Policy reasons support a Broad Interpretation
The court observed that the Act was to establish a quick and inexpensive regime for the resolution of disputes over payment claims that would facilitate cash flow in the construction industry. It is conceivable that once an adjudication review is set in motion, the entire adjudication determination is open for review and not just the parts that the respondent is dissatisfied with. It is entirely plausible that an adjudicator may get certain parts wrong, and it is unfair to permit a respondent to cherry-pick the parts which he is unhappy with, without a corresponding right on the part of the claimant to seek a review of the potentially wrong parts. A Narrow Interpretation, if adopted, would tend to encourage applications for adjudication review as there would be, in the words of the court, "nothing to lose, but everything to gain".
The court therefore concluded that in light of the provisions of the Act and policy reasons, a Broad Interpretation is the correct interpretation. Therefore, the entire adjudication determination is liable to be reviewed by the review adjudicator.
Setting aside of adjudication review determination
The court considered two potential grounds on which the adjudication review determination could be set aside: breach of natural justice and misdirection of law. The determination was eventually set aside on the ground of misdirection.
Breach of natural justice
ACG argued that by refusing to hear its arguments relating to the issues raised, the review adjudicator had breached the rules of natural justice. The court rejected this argument. The review adjudicator did not consider ACG's issues because he was of the opinion that the Narrow Interpretation applied.
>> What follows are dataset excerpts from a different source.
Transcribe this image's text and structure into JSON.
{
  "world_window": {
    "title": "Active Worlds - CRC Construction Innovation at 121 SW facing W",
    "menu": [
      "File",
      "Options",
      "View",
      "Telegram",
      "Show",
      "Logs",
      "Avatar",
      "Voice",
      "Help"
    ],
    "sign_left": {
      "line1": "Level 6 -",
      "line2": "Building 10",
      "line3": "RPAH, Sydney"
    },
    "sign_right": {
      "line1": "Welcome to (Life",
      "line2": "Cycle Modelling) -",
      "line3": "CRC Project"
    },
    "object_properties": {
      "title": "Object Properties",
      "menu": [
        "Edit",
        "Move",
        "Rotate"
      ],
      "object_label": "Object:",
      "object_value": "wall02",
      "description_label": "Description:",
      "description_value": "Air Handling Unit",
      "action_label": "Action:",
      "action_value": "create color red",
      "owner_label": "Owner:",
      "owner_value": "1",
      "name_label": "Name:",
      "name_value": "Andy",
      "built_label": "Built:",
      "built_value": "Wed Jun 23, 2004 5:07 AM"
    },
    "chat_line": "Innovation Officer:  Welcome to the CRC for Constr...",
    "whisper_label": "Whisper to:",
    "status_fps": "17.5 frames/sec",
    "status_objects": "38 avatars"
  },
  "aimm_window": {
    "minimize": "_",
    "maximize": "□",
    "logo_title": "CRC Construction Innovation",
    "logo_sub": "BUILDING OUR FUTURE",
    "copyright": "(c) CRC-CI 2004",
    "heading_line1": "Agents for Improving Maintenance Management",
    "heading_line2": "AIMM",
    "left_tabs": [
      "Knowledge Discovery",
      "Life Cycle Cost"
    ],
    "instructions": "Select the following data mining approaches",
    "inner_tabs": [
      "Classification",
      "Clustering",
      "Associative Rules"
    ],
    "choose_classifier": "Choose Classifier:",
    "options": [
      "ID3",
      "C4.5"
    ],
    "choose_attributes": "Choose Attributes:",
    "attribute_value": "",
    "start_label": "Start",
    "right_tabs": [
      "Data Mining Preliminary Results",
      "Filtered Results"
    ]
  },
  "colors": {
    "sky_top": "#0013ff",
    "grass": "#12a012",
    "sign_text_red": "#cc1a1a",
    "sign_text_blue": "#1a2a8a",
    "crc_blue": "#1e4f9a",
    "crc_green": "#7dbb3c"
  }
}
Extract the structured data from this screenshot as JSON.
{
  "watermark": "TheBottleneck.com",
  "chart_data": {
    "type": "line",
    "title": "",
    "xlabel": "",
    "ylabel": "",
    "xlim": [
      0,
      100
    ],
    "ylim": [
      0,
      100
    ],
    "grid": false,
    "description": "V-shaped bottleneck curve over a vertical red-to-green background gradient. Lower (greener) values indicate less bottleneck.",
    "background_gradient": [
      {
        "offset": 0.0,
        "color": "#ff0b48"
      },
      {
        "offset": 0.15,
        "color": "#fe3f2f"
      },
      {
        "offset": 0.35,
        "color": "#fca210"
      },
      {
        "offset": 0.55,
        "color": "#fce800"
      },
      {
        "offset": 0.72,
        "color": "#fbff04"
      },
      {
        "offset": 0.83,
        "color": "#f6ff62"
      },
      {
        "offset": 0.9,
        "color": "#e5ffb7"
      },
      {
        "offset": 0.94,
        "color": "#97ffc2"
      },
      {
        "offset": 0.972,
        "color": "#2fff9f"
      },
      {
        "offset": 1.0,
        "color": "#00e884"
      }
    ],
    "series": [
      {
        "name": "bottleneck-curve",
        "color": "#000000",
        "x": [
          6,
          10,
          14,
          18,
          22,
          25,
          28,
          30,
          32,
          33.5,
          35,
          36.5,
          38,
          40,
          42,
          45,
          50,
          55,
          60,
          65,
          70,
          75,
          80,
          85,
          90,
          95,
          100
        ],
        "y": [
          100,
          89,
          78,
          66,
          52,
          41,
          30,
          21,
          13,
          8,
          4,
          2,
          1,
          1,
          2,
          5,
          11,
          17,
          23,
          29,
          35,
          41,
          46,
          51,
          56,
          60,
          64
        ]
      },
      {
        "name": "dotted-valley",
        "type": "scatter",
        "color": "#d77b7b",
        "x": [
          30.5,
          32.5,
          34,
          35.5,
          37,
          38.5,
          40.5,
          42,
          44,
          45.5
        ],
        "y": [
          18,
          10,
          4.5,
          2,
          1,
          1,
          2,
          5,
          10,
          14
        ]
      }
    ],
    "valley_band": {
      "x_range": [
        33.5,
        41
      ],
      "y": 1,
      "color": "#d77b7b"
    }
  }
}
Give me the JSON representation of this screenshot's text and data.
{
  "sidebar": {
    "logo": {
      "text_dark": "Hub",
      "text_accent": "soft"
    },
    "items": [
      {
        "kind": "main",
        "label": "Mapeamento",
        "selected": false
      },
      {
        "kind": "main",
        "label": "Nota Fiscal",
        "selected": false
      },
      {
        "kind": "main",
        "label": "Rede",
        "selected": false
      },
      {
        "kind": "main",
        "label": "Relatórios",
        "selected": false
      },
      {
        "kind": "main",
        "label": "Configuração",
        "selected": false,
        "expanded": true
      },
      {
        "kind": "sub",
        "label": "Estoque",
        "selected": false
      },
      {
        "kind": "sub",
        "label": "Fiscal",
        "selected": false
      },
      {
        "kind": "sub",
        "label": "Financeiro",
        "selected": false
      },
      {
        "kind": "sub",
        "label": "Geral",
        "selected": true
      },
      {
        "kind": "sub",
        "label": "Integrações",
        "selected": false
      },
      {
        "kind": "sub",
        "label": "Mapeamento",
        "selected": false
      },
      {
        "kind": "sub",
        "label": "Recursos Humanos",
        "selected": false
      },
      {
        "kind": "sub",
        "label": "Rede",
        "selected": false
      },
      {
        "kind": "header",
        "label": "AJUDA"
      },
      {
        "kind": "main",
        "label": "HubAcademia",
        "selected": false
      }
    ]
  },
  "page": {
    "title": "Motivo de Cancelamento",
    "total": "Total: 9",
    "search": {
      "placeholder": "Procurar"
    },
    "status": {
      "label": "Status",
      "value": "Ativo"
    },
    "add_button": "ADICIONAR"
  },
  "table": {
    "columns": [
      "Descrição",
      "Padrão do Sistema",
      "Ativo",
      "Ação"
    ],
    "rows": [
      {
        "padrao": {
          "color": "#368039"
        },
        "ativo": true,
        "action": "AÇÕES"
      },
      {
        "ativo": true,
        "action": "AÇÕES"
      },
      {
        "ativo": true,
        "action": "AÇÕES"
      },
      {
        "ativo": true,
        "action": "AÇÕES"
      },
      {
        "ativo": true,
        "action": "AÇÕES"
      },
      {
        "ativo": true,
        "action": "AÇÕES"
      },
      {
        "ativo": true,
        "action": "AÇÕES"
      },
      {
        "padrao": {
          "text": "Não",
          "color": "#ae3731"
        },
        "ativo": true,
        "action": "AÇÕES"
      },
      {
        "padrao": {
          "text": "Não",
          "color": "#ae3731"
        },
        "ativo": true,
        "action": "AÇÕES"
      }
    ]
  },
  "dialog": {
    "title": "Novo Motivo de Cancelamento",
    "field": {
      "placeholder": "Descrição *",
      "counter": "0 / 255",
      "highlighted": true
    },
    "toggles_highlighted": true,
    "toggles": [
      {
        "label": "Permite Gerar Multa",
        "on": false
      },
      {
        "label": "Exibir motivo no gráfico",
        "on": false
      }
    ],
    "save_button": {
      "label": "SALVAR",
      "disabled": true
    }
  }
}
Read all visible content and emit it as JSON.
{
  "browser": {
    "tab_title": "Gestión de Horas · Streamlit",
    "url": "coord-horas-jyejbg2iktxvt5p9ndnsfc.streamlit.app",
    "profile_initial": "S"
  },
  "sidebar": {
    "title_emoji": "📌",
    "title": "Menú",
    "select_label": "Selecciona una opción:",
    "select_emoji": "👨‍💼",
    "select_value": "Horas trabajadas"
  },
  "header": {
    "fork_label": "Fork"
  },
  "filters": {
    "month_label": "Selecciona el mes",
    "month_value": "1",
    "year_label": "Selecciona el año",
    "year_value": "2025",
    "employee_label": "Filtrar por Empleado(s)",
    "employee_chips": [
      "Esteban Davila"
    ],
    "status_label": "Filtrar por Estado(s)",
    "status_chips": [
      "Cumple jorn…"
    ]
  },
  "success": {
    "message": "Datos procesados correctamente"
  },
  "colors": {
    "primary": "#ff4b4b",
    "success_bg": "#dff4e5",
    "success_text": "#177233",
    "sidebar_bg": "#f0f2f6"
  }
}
It was entirely fair for the review adjudicator to take this position and base his review on it. Accordingly, there was no breach of natural justice.
Misdirection of the law
Since the review adjudicator accepted the Narrow Interpretation—which is the incorrect view of law—he did not consider the issues ACG raised. Citing the famous decision of Anisminic Ltd v Foreign Compensation Commission and another  2 AC 147, the court agreed that an error of law made by a public body would make its decision a nullity. Such an error might be reflected by taking into account irrelevant considerations, or not taking into account relevant considerations. The review adjudicator had misdirected himself on a point of law and ACG's issues were relevant considerations that he had failed to take into account. Accordingly, the adjudication review determination was set aside by the court on this basis.
This decision is interesting as it provides a clarification on the scope of adjudication under the SOP Act, thirteen years after its enactment. However, this effectively means that it is open for an original adjudication claimant to challenge aspects of an adjudication determination in a review even though that review is brought by the original respondent. More importantly, this widens the door (even if slightly) to setting aside an adjudication determination on the basis of an error of law. As to where all of this will bring us, watch this space.